Manually calculate one pattern length into a length of time using this site. Then use the result to manual chop, draw, or copy & paste one shots for synced delays hits.

For example:

Take a 4/4 beat with:

  • BPM: 160

  • LPB: 24

  • Pattern length: 96

Now use the equation: Seconds = (Bars x 240) / BPM. [Bars is the same as pattern length]

[240 = 60 seconds per minute x 4 beats per bar]

So: Seconds = 1 Bar x 240 / 160 = 1.5 sec per pattern length

Now to find out the length of each individual line in the pattern you have two options:

  1. Simply keep halving the time down to figure out the times of each pattern lenght

96 lines = 1.5 sec [1500ms]

48 lines = 0.75 sec [750ms]

24 lines = 0.375 sec [375ms]

12 lines = 0.1875 sec [187ms]

6 lines = 0.09375 sec [094ms]

3 lines = 0.046875 sec [047ms]

1 line = 0.015625 sec [016ms] <— 1 line is not 1/2 of 3 lines, but actually 1/3

  1. Do percentage maths equation

96 lines = 100 percent

96 / 100 = 0.96 [1 percent]

1.5 sec [1500ms] = 100 percent

1500ms / 0.96 = 15.625 ms

So 1 line in the pattern length [with these BPM, LPB settings] works out to 15.625 ms [or 16 ms if rounded up]

Now that you know the length of 1 line, you can just multiply it by however many lines you want to reach the desired amount of delay lines before the snare hits.

Reverse reverb for 5 lines = 15.625 ms x 5 = 78.125 ms

Snare hits on line 6 at 78.125 ms.

I’d just paste the reverse reverb and snare hit into the sample editor, and then manually chop, copy, and paste it using the timeline above the sample to keep track of where each hit is in terms of ms.

Not sure if that’s exactly what you’re looking for in terms of an answer.

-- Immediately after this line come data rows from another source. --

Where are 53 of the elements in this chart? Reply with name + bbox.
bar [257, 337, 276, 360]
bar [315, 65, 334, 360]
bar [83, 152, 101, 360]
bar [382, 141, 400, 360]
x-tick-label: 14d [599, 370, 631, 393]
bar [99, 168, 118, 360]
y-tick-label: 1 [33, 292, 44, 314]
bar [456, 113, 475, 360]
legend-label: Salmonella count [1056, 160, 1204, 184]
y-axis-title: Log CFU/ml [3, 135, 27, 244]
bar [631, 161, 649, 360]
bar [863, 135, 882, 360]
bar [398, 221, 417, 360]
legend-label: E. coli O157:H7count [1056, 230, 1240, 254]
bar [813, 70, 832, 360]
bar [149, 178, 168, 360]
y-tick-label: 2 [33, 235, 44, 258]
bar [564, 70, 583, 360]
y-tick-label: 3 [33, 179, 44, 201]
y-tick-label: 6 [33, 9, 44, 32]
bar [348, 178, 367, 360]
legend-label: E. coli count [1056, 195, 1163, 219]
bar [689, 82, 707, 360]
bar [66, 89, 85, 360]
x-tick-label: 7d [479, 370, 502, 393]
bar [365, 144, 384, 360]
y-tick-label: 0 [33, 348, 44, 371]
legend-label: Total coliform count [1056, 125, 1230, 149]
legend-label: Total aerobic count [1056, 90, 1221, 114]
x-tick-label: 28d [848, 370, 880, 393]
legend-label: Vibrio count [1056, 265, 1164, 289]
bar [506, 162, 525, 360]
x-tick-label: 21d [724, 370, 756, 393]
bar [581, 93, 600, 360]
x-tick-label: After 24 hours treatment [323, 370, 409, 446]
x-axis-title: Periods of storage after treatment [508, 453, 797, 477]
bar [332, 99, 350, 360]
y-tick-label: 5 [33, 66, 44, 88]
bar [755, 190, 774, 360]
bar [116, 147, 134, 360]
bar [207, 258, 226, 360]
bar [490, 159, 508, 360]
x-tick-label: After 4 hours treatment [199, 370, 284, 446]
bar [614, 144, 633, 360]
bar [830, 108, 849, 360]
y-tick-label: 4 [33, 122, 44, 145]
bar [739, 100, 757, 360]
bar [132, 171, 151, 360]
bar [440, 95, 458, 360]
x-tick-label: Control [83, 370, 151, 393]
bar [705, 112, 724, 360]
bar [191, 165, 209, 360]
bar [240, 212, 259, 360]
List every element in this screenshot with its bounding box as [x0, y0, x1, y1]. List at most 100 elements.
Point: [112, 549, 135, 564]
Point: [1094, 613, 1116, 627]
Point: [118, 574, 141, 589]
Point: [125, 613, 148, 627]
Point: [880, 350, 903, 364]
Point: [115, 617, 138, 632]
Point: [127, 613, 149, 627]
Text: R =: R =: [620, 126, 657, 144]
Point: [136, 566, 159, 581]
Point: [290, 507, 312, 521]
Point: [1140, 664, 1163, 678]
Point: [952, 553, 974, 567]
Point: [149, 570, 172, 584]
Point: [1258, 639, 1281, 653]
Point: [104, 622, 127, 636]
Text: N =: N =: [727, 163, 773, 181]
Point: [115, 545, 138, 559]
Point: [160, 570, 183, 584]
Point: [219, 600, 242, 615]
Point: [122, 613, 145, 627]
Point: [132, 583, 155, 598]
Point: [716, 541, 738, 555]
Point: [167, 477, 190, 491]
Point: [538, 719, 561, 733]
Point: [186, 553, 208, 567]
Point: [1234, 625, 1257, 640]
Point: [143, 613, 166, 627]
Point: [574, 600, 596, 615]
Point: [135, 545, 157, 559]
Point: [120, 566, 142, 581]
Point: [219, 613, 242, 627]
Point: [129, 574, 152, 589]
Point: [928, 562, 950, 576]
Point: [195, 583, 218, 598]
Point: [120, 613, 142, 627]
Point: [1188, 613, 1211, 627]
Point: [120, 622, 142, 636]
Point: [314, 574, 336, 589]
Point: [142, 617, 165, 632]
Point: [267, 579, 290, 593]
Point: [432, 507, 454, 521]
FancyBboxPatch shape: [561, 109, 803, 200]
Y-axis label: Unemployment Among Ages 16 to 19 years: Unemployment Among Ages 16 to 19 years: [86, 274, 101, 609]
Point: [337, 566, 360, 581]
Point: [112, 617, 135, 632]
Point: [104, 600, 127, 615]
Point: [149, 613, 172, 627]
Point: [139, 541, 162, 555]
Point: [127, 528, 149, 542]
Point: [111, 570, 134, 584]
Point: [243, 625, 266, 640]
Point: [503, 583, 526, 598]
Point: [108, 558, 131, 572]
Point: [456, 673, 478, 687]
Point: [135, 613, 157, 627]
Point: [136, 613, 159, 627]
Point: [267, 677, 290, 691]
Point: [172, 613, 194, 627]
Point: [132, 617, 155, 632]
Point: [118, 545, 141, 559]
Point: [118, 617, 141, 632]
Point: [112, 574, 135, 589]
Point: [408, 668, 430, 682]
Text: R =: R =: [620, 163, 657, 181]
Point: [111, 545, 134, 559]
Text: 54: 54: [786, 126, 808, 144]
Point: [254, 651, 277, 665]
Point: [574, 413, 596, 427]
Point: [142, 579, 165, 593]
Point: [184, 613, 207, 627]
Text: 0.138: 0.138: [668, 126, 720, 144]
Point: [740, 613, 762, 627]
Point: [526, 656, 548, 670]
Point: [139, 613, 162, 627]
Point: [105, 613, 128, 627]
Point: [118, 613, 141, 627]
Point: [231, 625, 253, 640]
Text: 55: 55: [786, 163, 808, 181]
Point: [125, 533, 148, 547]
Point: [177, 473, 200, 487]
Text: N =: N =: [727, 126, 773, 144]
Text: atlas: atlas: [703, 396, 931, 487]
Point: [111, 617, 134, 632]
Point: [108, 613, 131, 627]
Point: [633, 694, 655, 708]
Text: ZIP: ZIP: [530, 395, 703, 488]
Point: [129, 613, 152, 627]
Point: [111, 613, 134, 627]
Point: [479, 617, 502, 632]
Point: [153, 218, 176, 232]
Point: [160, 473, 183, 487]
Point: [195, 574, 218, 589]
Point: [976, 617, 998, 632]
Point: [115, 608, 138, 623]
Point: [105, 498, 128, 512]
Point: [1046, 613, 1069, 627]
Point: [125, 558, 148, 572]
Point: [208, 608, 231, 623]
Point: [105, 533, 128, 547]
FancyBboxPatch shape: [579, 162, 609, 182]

But maybe it’s a help none the less.

http://www.angelfire.com/in2/yala/9mustool.htm

Manually calculate one pattern length into a length of time using this site. Then use the result to manual chop, draw, or copy & paste one shots for synced delays hits.

For example:

Take a 4/4 beat with:

  • BPM: 160

  • LPB: 24

  • Pattern length: 96

Now use the equation: Seconds = (Bars x 240) / BPM. [Bars is the same as pattern length]

[240 = 60 seconds per minute x 4 beats per bar]

So: Seconds = 1 Bar x 240 / 160 = 1.5 sec per pattern length

Now to find out the length of each individual line in the pattern you have two options:

  1. Simply keep halving the time down to figure out the times of each pattern lenght

96 lines = 1.5 sec [1500ms]

48 lines = 0.75 sec [750ms]

24 lines = 0.375 sec [375ms]

12 lines = 0.1875 sec [187ms]

6 lines = 0.09375 sec [094ms]

3 lines = 0.046875 sec [047ms]

1 line = 0.015625 sec [016ms] <— 1 line is not 1/2 of 3 lines, but actually 1/3

  1. Do percentage maths equation

96 lines = 100 percent

96 / 100 = 0.96 [1 percent]

1.5 sec [1500ms] = 100 percent

1500ms / 0.96 = 15.625 ms

So 1 line in the pattern length [with these BPM, LPB settings] works out to 15.625 ms [or 16 ms if rounded up]

Now that you know the length of 1 line, you can just multiply it by however many lines you want to reach the desired amount of delay lines before the snare hits.

Reverse reverb for 5 lines = 15.625 ms x 5 = 78.125 ms

Snare hits on line 6 at 78.125 ms.

I’d just paste the reverse reverb and snare hit into the sample editor, and then manually chop, copy, and paste it using the timeline above the sample to keep track of where each hit is in terms of ms.

Not sure if that’s exactly what you’re looking for in terms of an answer. But maybe it’s a help none the less.

Yes, this is definitely a way to do it. Thanks! A bit too time consuming and anti-workflow for me, maybe, but a solution.

Was glad to see those other threads about the exact same thing. Worthy feature request imo.

if your sample is played back at its “neutral” speed (i.e. always a pure c-4, whatever key that is mapped to), you can set the sample waveform window to “beats” by right clicking the top or bottom rulers. Then you can insert and/or cut silence until the main transient is aligned with the number of lines/beats you start the sample from ahead.

This calls for a tool to auto-sync samples by inserting the right amount of silence after marking the transient, and auto-generate the shifted-ahead pattern data from a dummy track where you sequence the whiplash hits “in time” with an inaudible dummy instrument. And…reverse crash cymbals feel so 90s.